Config and Outputs are Pydantic models that define your resource’s interface. Config specifies what users configure, while Outputs defines what your resource exposes to dependent resources.
Config Basics
Config classes inherit from Config, which extends Pydantic’s BaseModel with extra="forbid" to catch typos:
from pragma_sdk import Config
class DatabaseConfig(Config):
name: str
size_gb: int = 10
region: str = "us-east-1"
Key behaviors:
- Unknown fields raise
ValidationError (catches typos in YAML)
- Type coercion is automatic (string
"10" becomes int 10)
- All Pydantic validation features work (
Field, validators, etc.)
Outputs Basics
Outputs classes inherit from Outputs with the same extra="forbid" setting:
from pragma_sdk import Outputs
class DatabaseOutputs(Outputs):
database_id: str
connection_url: str
host: str
Outputs are returned from on_create and on_update lifecycle methods.

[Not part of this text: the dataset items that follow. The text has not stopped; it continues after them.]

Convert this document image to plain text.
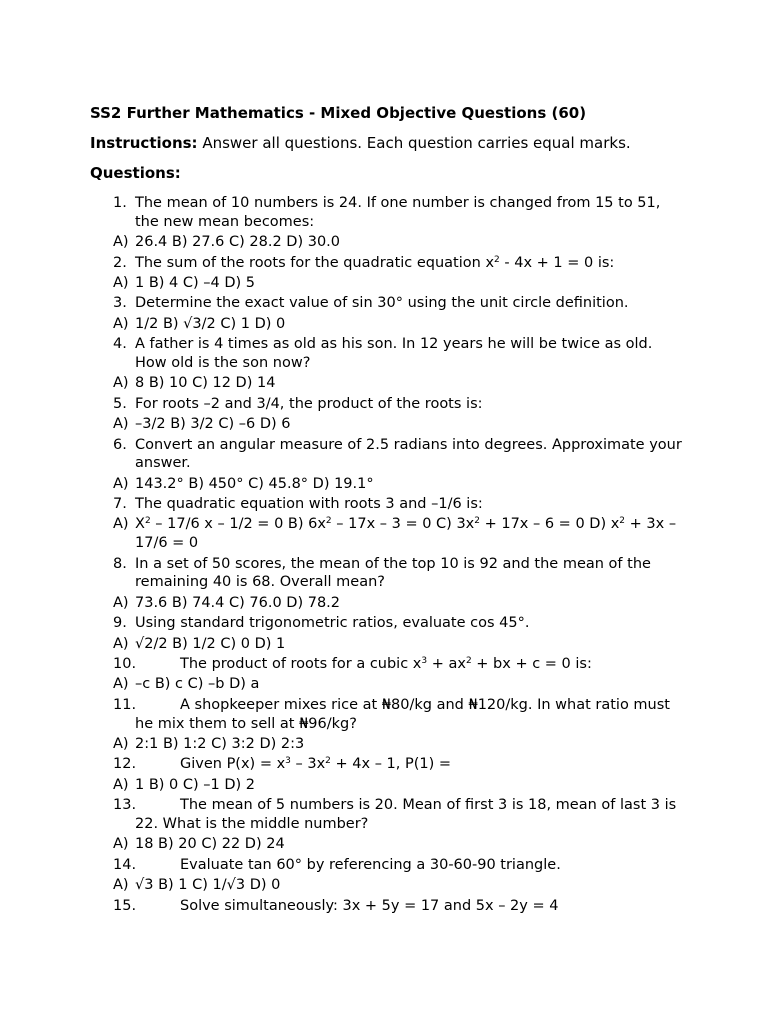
SS2 Further Mathematics - Mixed Objective Questions (60)
Instructions: Answer all questions. Each question carries equal marks.
Questions:
1. The mean of 10 numbers is 24. If one number is changed from 15 to 51, the new mean becomes:
A) 26.4 B) 27.6 C) 28.2 D) 30.0
2. The sum of the roots for the quadratic equation $x^2 - 4x + 1 = 0$ is:
A) 1 B) 4 C) –4 D) 5
3. Determine the exact value of sin 30° using the unit circle definition.
A) 1/2 B) √3/2 C) 1 D) 0
4. A father is 4 times as old as his son. In 12 years he will be twice as old. How old is the son now?
A) 8 B) 10 C) 12 D) 14
5. For roots –2 and 3/4, the product of the roots is:
A) –3/2 B) 3/2 C) –6 D) 6
6. Convert an angular measure of 2.5 radians into degrees. Approximate your answer.
A) 143.2° B) 450° C) 45.8° D) 19.1°
7. The quadratic equation with roots 3 and –1/6 is:
A) $X^2 - 17/6$ x – 1/2 = 0 B) $6x^2 - 17x - 3 = 0$ C) $3x^2 + 17x - 6 = 0$ D) $x^2 + 3x - 17/6 = 0$
8. In a set of 50 scores, the mean of the top 10 is 92 and the mean of the remaining 40 is 68. Overall mean?
A) 73.6 B) 74.4 C) 76.0 D) 78.2
9. Using standard trigonometric ratios, evaluate cos 45°.
A) √2/2 B) 1/2 C) 0 D) 1
10.	The product of roots for a cubic $x^3 + ax^2$ + bx + c = 0 is:
A) –c B) c C) –b D) a
11.	A shopkeeper mixes rice at ₦80/kg and ₦120/kg. In what ratio must he mix them to sell at ₦96/kg?
A) 2:1 B) 1:2 C) 3:2 D) 2:3
12.	Given $P(x) = x^3 - 3x^2 + 4x - 1$, P(1) =
A) 1 B) 0 C) –1 D) 2
13.	The mean of 5 numbers is 20. Mean of first 3 is 18, mean of last 3 is 22. What is the middle number?
A) 18 B) 20 C) 22 D) 24
14.	Evaluate tan 60° by referencing a 30-60-90 triangle.
A) √3 B) 1 C) 1/√3 D) 0
15.	Solve simultaneously: 3x + 5y = 17 and 5x – 2y = 4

Other resources can reference these fields through the dependency system.
Field Types
Required Fields
Fields without defaults are required:
class SecretConfig(Config):
project_id: str # Required
secret_id: str # Required
data: str # Required
Optional Fields with Defaults
Provide sensible defaults for common cases:
class DatabaseConfig(Config):
name: str
size_gb: int = 10 # Default: 10 GB
region: str = "us-east-1" # Default: US East
backup_enabled: bool = True # Default: backups on
Optional Fields That May Be Absent
Use None default for truly optional fields:
class DatabaseConfig(Config):
name: str
description: str | None = None
tags: list[str] | None = None
FieldReference for Dynamic Values
The Field type alias allows config fields to accept either a direct value or a reference to another resource’s output:
from pragma_sdk import Config, Field, FieldReference
class AppConfig(Config):
name: str
database_url: Field[str] # Can be string OR FieldReference
Users can provide a direct value:
provider: mycompany
resource: app
name: my-app
config:
name: my-app
database_url: "postgres://localhost/mydb"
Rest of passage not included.